Somewhere out there a video exists of me and my partner in crime laughing and waving for our other friend to stop taping as we’re sitting on the curb of a sidewalk, high off of nitrous oxide. I saw the video the next day. Our “producer” was right. It was actually pretty cute. The video in question belongs to a girl name Sira (Zira, Syra, not really sure). She left early one morning before I managed to get her contact information. Or that damn video. She’s 19, lives in Germany, and I might have corrupted her a little bit on our night out. Just a little bit. I never said I was a good influence. If you know her, send her my way, I still want that video! You see the second time I tried to bargain in Thailand was with laughing gas. It took a long time but I finally managed to get 40b per hit vs 50b. An incredibly hard bargain on Khoa San Road. There I would have the first of many buckets.
Like I said I had gone back to the hostel to drink. And I did. And then I drank some more and a couple people joined us. And then we all drank some more. At this point a couple of us decided to take our drinking elsewhere as not to annoy Ms. Ping, the owner of the MonkeyNap. I had not yet been to the infamous Khoa San road. I’d say it’s the closest thing I’ve experienced to Vegas. I’d say this a couple of times during the next two months. I’d be hammered every time.

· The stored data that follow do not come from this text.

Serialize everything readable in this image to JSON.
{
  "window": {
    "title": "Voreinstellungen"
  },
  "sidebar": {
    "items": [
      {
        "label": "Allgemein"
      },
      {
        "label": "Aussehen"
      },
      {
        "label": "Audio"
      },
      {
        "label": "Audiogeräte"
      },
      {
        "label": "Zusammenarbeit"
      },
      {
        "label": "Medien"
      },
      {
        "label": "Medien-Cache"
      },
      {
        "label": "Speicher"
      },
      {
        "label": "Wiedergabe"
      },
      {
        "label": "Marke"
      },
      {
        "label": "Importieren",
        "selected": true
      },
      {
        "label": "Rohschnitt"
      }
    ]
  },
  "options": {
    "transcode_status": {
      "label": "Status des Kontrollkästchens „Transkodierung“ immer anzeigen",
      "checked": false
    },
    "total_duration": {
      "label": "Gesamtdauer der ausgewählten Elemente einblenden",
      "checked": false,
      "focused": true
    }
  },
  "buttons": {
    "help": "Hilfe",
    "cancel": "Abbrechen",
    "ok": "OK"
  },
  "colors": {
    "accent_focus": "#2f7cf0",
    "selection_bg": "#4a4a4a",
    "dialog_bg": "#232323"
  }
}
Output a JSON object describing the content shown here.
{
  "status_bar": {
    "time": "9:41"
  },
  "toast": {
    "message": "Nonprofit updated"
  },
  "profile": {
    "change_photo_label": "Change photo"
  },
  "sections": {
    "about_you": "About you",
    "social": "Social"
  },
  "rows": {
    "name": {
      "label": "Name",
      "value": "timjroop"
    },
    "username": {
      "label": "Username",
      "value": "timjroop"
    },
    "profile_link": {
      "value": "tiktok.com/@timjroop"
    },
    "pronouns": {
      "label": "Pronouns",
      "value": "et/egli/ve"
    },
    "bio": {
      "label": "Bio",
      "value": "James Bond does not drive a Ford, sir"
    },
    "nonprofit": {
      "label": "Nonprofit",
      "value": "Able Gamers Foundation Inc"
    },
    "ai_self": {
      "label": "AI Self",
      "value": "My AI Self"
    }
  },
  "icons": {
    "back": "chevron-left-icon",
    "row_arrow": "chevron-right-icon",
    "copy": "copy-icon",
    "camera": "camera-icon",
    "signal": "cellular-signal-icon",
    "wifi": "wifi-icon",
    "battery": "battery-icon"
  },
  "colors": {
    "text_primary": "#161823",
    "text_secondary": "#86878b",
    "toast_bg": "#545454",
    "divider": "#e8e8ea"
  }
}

I don’t want to talk about Khoa San Road too much. You can google videos galore of drunk tourists, many not legally of age to drink in their own countries, chowing down on fried scorpions, whilst ogling the Lady Boys, circling the crowds with their iphones recording, and trying too hard to get laid under flashing lights. Sidenote: Scorpions taste like crunchy air. All you can distinguish is the soy sauce they’ve been dipped in. Later that night we had to help pick up a woman so inebriated that she had fallen stomach down and couldn’t get up. One of my accomplices, Guy, gets bonus points for holding her up while she vomited all over the both of them. Chivalry. Not dead. Her friends meanwhile giggled like idiots while this was happening. Apparently they didn’t know very much about alcohol poisoning. You might now be getting a picture of the street. Now factor in a woman asking you to buy a silly hat every five minutes. There. Now it’s more accurate.
We spent most of the night dancing in between two bars with competing DJs. We danced hard and sang loud to popular American music. I rarely heard local music.I might be in a lot of those aforementioned videos from that night. If I googled the date I wouldn’t be surprised to find us all. We ended the night at a bar talking to Guy’s friends who had flown in from China to see Guns N’ Roses play live in Bangkok. That’s right, there’s still people that would fly 5 hours to see them. Multiple people in fact.